Using Ant is the preferred way to compile web applications using JSPC. Use the script given below to precompile a webapp:

<project name="Webapp Precompilation" default="all" basedir="."> 

  <target name="jspc"> 

    <taskdef classname="org.apache.jasper.JspC" name="jasper2" > 
      <classpath id="jspc.classpath"> 
        <pathelement location="${java.home}/../lib/tools.jar"/> 
        <fileset dir="${tomcat.home}/bin"> 
          <include name="*.jar"/> 
        </fileset> 
        <fileset dir="${tomcat.home}/server/lib"> 
          <include name="*.jar"/> 
        </fileset> 
        <fileset dir="${tomcat.home}/common/lib"> 
          <include name="*.jar"/> 
        </fileset> 
      </classpath> 
    </taskdef> 

    <jasper2 
             validateXml="false" 
             uriroot="${webapp.path}" 
             webXmlFragment="${webapp.path}/WEB-INF/generated_web.xml" 
             outputDir="${webapp.path}/WEB-INF/src" /> 

  </target> 

  <target name="compile">

    <mkdir dir="${webapp.path}/WEB-INF/classes"/>
    <mkdir dir="${webapp.path}/WEB-INF/lib"/>

    <javac destdir="${webapp.path}/WEB-INF/classes"
           optimize="off"
           debug="on" failonerror="false"
           srcdir="${webapp.path}/WEB-INF/src" 
	   excludes="**/*.smap">
      <classpath>
        <pathelement location="${webapp.path}/WEB-INF/classes"/>
        <fileset dir="${webapp.path}/WEB-INF/lib">
          <include name="*.jar"/>
        </fileset>
        <pathelement location="${tomcat.home}/common/classes"/>
        <fileset dir="${tomcat.home}/common/lib">
          <include name="*.jar"/>
        </fileset>
        <pathelement location="${tomcat.home}/shared/classes"/>
        <fileset dir="${tomcat.home}/shared/lib">
          <include name="*.jar"/>
        </fileset>
        <fileset dir="${tomcat.home}/bin"> 
          <include name="*.jar"/> 
        </fileset> 
      </classpath>
      <include name="**" />
      <exclude name="tags/**" />
    </javac>

  </target>

  <target name="all" depends="jspc,compile">
  </target>

</project>

The following command line can be used to run the script (replacing the tokens with the Tomcat base path and the path to the webapp which should be precompiled):

$ANT_HOME/ant -Dtomcat.home=<$TOMCAT_HOME> -Dwebapp.path=<$WEBAPP_PATH>

Then, the declarations and mappings for the servlets which were generated during the precompilation must be added to the web application deployment descriptor.
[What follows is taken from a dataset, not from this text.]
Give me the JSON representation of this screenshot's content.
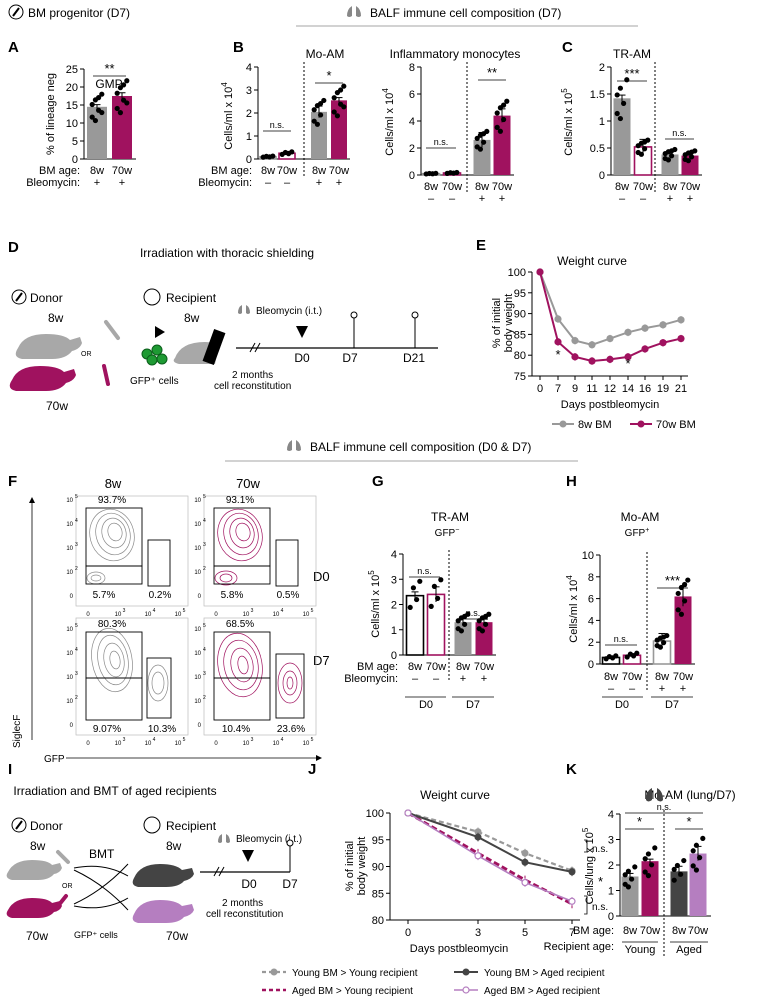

Insert the ${webapp.path}/WEB-INF/generated_web.xml at the right place inside the ${webapp.path}/WEB-INF/web.xml file. Restart the web application (using the manager) and test it to verify it is running fine with precompiled servlets. An appropriate token placed in the web application deployment descriptor may also be used to automatically insert the generated servlet declarations and mappings using Ant filtering capabilities. This is actually how all the webapps distributed with Tomcat are automatically compiled as part of the build process.

Using Jikes

If you wish to use Jikes to compile JSP pages:

  • Download and install jikes. jikes must support the -encoding option. Execute jikes -help to verify that it was built with support for -encoding.
  • Set the init parameter compiler to jikes.
  • Define the property -Dbuild.compiler.emacs=true when starting Tomcat by adding it to your CATALINA_OPTS environment variable. This changes how jikes outputs error messages so that it is compatible with Jasper.
  • If you get an error reporting that jikes can't use UTF8 encoding, try setting the init parameter javaEncoding to ISO-8859-1.